I was going through security and they chose one of my bags for closer inspection. After rummaging around the few books and magazines I was bringing back the guard called over a colleague and then they had me brought over to a separate cubicle for questioning.
“So Mister Stein, are you very interested in terrorism and Osama bin Laden?”
I was about to say “Not very” or “Not more than most people.” It’s not like I haven’t heard of the guy or read newspaper and magazine articles about him. On the other hand I really haven’t bothered to read books about him, his family, al-Qaeda, etc. I have enough other books to read.
And then I remembered. It just happened that the books I was bringing back from the fair to review were all related to terrorism in the Muslim world.
I have already posted about Vladimir Bartol’s Alamut and its 11th century fanatical assassin. The other novel in my bag was A Poet and Bin-Laden. Written by Uzbek journalist and BBC correspondent Hamid Ismailov in Russian, the novel uses fictional and documentary elements to evoke a seminal moment of modern history that began on 9/11.
Before I even had a chance to answer my interrogator though, he had gone on the computer and made another damning connection.
“Ah . . Afghanistan again. I see you have written about Petra Procházková’s Freshta, which is being published on this very day? Coincidence? And there’s fundamentalist terrorism in that as well, isn’t there?”
What was I supposed to say? He was right. Like many readers he might be taken aback that Czech, Russian and Slovene novels aren’t all about the gray realities of communism, dystopias or the challenges and absurdities of post-1989 societies. Or perhaps his preconceptions were even more archaic and he expected roulette and nihilism and Jazz and labyrinthine legal processes in these writers’ work and thought that the terrorists in Afghanistan should be left to well-traveled Western journalists.
Granted, this is only one stream of fiction from this region that is opening itself up more and more to outside subjects.

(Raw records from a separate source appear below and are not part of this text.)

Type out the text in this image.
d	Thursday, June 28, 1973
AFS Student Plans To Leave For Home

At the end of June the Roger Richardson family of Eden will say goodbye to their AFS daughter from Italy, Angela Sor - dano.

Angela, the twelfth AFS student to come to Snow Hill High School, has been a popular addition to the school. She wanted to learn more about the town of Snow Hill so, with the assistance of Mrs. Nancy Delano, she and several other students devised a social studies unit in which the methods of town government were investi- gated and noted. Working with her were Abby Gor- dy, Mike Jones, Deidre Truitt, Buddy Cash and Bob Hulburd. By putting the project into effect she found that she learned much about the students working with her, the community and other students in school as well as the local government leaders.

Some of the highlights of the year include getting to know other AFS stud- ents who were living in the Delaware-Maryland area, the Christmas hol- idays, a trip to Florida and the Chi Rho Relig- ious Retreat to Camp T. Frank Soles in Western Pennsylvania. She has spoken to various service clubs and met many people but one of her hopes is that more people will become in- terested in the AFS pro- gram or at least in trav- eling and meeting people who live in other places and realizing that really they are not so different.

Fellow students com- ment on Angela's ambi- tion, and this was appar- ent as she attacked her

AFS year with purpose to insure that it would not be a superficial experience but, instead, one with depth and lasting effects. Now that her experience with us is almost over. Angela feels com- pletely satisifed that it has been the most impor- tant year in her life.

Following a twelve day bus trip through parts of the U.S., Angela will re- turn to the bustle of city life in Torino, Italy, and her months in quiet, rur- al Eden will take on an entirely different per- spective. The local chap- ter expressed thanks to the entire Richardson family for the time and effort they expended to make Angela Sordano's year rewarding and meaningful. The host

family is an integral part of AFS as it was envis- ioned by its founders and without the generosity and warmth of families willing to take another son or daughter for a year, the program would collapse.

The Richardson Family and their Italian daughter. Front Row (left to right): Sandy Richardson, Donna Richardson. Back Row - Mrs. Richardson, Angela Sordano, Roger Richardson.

Stork Press, which published Freshta on October 15, released two other books in the UK on the same day: The Finno-Ugrian Vampire by Noémi Szécsi and Illegal Liaisons by Grażyna Plebanek, neither of which is about fundamentalist terrorism or Osama bin Laden, but rather hark back to the good old traditional topics of vampirism and sex, respectively.
If only I had had those books in my bags I would have passed through security without a hitch.